In this chapter we introduce the $θ$-dependence and the topological properties of QCD, features of the strongly interacting sector which give rise to the strong CP problem in the more general context of the Standard Model of particle physics. We discuss the analytical approaches that can be used to obtain qualitative, or in some cases quantitative, information on the $θ$-dependence of QCD and QCD-like models, discussing their range of validity and comparing their predictions with the numerical results obtained by means of lattice simulations.

Figures (2)

• Figure 1: Left: extrapolation of $\chi/\sigma^2$, where $\sigma$ is the string tension, towards the large-$N$ limit, using the fit function $\chi/\sigma^2=\bar{\chi}/\sigma^2+k/N^2$; the best fit yields $\bar{\chi}/\sigma^2=0.0199(10)$ and $k=0.082(17)$. (source: Ref. Bonanno:2020hht). Right: Extrapolation of $b_2$ towards the large-$N$ limit (source: Ref. Bonanno:2020hht); a best fit according to $b_2=\bar{b}_2/N^c$ with $c = 2$ yields $\bar{b}_2 = - 0.193(10)$ (dashed line), and is stable within errors by making $c$ a free parameter ($c=2.17(26)$, solid line) or by adding $1/N^4$ corrections (dotted line).

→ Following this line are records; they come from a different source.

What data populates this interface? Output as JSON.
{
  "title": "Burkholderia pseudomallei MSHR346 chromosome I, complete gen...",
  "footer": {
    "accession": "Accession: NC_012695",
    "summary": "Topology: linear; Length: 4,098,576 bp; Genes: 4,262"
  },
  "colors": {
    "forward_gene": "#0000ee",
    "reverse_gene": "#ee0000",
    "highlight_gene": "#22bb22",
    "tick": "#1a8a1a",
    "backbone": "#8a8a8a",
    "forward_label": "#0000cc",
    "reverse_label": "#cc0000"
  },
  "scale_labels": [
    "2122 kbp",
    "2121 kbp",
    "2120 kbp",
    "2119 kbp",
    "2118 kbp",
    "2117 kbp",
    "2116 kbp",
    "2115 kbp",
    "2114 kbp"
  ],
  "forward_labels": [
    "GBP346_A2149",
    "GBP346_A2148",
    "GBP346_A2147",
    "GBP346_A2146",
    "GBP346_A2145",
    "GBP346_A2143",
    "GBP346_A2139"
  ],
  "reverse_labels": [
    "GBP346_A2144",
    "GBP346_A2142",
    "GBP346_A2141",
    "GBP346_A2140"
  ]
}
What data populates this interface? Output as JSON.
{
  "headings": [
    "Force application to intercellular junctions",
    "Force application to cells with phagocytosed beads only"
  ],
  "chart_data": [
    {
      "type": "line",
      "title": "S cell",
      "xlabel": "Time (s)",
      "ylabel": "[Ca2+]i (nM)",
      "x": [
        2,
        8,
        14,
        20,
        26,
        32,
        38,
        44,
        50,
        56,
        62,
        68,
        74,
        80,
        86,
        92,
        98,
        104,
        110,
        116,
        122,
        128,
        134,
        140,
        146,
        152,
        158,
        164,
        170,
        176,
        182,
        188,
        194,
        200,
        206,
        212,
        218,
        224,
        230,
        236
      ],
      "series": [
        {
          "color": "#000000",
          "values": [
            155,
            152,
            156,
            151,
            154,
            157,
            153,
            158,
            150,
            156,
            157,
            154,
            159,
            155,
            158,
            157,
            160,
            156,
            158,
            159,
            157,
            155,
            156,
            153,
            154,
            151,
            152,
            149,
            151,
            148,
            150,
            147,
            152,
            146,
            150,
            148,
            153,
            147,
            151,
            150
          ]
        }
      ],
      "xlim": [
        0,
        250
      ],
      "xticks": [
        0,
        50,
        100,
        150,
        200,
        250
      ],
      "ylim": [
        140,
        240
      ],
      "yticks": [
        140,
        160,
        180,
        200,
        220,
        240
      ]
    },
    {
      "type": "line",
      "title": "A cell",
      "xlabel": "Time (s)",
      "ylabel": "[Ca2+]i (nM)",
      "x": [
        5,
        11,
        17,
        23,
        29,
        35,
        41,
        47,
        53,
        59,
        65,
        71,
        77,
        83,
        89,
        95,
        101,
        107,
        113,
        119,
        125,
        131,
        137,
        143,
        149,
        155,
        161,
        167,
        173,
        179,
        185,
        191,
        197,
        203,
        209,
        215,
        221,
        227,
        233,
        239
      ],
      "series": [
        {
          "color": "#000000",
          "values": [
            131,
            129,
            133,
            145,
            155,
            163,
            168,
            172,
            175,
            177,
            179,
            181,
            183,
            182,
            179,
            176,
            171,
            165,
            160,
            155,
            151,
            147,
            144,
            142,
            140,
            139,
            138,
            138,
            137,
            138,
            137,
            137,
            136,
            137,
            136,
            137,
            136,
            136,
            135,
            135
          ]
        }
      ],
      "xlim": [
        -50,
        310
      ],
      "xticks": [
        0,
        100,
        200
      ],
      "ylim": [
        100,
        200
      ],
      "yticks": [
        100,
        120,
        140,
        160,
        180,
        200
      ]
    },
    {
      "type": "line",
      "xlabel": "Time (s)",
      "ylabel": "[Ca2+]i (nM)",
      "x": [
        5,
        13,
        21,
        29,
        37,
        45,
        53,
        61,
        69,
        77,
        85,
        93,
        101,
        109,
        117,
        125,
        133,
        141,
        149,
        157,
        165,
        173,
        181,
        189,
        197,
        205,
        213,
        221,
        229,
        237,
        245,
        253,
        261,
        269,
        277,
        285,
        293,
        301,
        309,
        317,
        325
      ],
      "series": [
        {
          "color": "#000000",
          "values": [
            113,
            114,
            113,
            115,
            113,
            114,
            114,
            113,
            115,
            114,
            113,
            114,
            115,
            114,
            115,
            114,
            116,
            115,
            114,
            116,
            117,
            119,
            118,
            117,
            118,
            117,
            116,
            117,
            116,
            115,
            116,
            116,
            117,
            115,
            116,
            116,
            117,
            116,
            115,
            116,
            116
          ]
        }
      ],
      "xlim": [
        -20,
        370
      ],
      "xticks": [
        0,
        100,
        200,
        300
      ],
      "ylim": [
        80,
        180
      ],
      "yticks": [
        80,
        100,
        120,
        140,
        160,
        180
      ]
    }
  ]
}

• Figure 2: Left: continuum extrapolation of $\chi^{1/4}$ at $T = 0$, for $N_{{{\mathrm{f}}}} = 2+1$ QCD at the physical point (discretized via staggered fermions) and various definitions of topological observables; SP stands for Spectral Projectors, with $M/m_s$ being the cutoff on the Dirac spectrum used for the projection; figure adapted from Ref. Athenodorou:2022aay. Right: for the same theory and discretization, continuum extrapolated values of $\chi$ for different values of the light-to-strange quark mass ratio, and extrapolation to the chiral limit; figure taken from Ref. Bonanno:2023xkg.